Forum Moderators: DixonJones

Message Too Old, No Replies

Tricky Webtrends filter

...for the Webtrend gurus out there....

         

pixie

12:40 am on Sep 16, 2002 (gmt 0)

10+ Year Member



I have a bit of a problem and was hoping someone could help (I'll try to make this quick).

I have a site that uses different servernames to access unique portions of the site. (i.e., [careers.company.com...] goes to the careers section of the site). Only pages related to the careers should be using this URL.

This works really well, but somewhere along the way the googlebot managed to index a number of pages with the wrong URL. (i.e. a page in the news section was indexed as [careers.company.com...]

From the user's standpoint, it's doesn't matter. When they click on a link in Google, they'll go to the correct page. It's only for me that it suddenly creating a reporting nightmare.

I need to exclude certain portions of our site for some reporting. Up until now I could easliy do by using a combination of "Multi Homed Domain" and "Directory" filters.

However, now because of these rogue urls I'm running into a problem.

Okay, so here's what I am trying to accomplish...

I need to EXCLUDE everything that goes to the root URL of "http://resources.company.com/" , but at the same time I need to INCLUDE the rogue urls that come up as, for example, [resources.company.com...] (this litterally could be any extended path).

If I Exclude "resources.company.com" using the "Multi Homed Domain" filter, then I end up losing the rogue pages as well - which I need to keep. I've tried the "Full URL", "File Only", and "Entry Page" filters, but they just ignore me when I try to filter out the path "http://resources.company.com/" .

Am I making sense?

If I had the Analyzer Suite from Webtrends it would be no problem because it has a URL Search and Replace feature that would allow me to replace the rogue URL with the correct one (i.e., replace "resources.company.com" with "www.company.com"). But, I only have the Log Analyzer and it doesn't have this feature.

Any suggestions on how I can get this to work would be greatly appreciated.

Hannu

11:12 am on Sep 16, 2002 (gmt 0)

10+ Year Member



How about using an external search and replace tool on the logfiles? (Guess I don't need to say that you shold be very careful)

And, have you tried to use full url include filters only - leaving the root out?

Mikkel Svendsen

11:49 am on Sep 16, 2002 (gmt 0)

10+ Year Member



In the long run you will have to solve this on the server side. The problem is that your unique pages can be requested from multiple entry points. As you say, from a users point of view it may not matter at all, but for tracking, analysing and indexing in web search engines this IS in fact a problem.

The best solution I have used in similar situations is to check on server side what version (entry point for this page) is requested. You then set the default you want (you third level domain structure) and if it do not match you dynamically insert a META-robots noondex tag.
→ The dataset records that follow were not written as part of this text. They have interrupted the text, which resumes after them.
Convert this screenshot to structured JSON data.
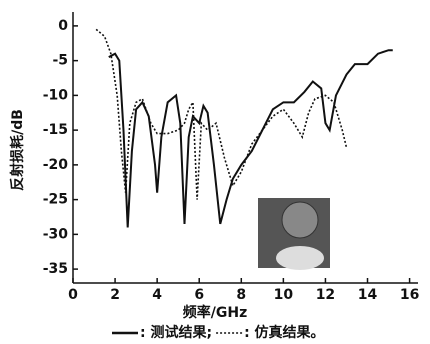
{
  "chart_data": {
    "type": "line",
    "xlabel": "频率/GHz",
    "ylabel": "反射损耗/dB",
    "xlim": [
      0,
      16.4
    ],
    "ylim": [
      -37,
      2
    ],
    "xticks": [
      0,
      2,
      4,
      6,
      8,
      10,
      12,
      14,
      16
    ],
    "yticks": [
      0,
      -5,
      -10,
      -15,
      -20,
      -25,
      -30,
      -35
    ],
    "grid": false,
    "series": [
      {
        "name": ": 测试结果;",
        "color": "#111111",
        "dash": "solid",
        "x": [
          1.7,
          2.0,
          2.2,
          2.4,
          2.6,
          2.8,
          3.0,
          3.3,
          3.6,
          3.9,
          4.0,
          4.2,
          4.5,
          4.9,
          5.1,
          5.3,
          5.5,
          5.7,
          6.0,
          6.2,
          6.4,
          6.7,
          7.0,
          7.3,
          7.6,
          8.0,
          8.5,
          9.0,
          9.5,
          10.0,
          10.5,
          11.0,
          11.4,
          11.8,
          12.0,
          12.2,
          12.5,
          13.0,
          13.4,
          14.0,
          14.5,
          15.0,
          15.2
        ],
        "values": [
          -4.5,
          -4,
          -5,
          -15,
          -29,
          -18,
          -12,
          -11,
          -13,
          -20,
          -24,
          -16,
          -11,
          -10,
          -14,
          -28.5,
          -16,
          -13,
          -14,
          -11.5,
          -12.5,
          -20,
          -28.5,
          -25,
          -22,
          -20,
          -18,
          -15,
          -12,
          -11,
          -11,
          -9.5,
          -8,
          -9,
          -14,
          -15,
          -10,
          -7,
          -5.5,
          -5.5,
          -4,
          -3.5,
          -3.5
        ]
      },
      {
        "name": ": 仿真结果。",
        "color": "#111111",
        "dash": "dotted",
        "x": [
          1.1,
          1.5,
          1.8,
          2.1,
          2.3,
          2.5,
          2.7,
          3.0,
          3.3,
          3.7,
          4.0,
          4.5,
          5.0,
          5.3,
          5.5,
          5.7,
          5.9,
          6.1,
          6.4,
          6.8,
          7.2,
          7.6,
          8.0,
          8.5,
          9.0,
          9.5,
          10.0,
          10.5,
          10.9,
          11.2,
          11.5,
          12.0,
          12.4,
          12.8,
          13.0
        ],
        "values": [
          -0.5,
          -1.5,
          -4,
          -10,
          -18,
          -24,
          -14,
          -11,
          -10.5,
          -14,
          -15.5,
          -15.5,
          -15,
          -14,
          -12,
          -11,
          -25,
          -14,
          -15,
          -14,
          -19,
          -23,
          -21,
          -17,
          -15,
          -13,
          -12,
          -14,
          -16,
          -12.5,
          -10.5,
          -10,
          -11,
          -15,
          -17.5
        ]
      }
    ]
  }
}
This way the spiders will only be able to index one entry point for each unique page and you secure a consistent logging for your analysis. This also makes sure you don't spam by accident (having multiple entry points can look as multiple identical copies to a search engine, that might punish you for it

pixie

4:47 pm on Sep 16, 2002 (gmt 0)

10+ Year Member


Hannu: An external search and replace is what I finally resorted to. However, I was hoping for a solution that wouldn't require me to alter the original log files (of course I'm still working from a backup copy - I avoid working with the original files in any case.

Mikkel: Thanks for the tip. I will be sure to implement your suggestion going forward.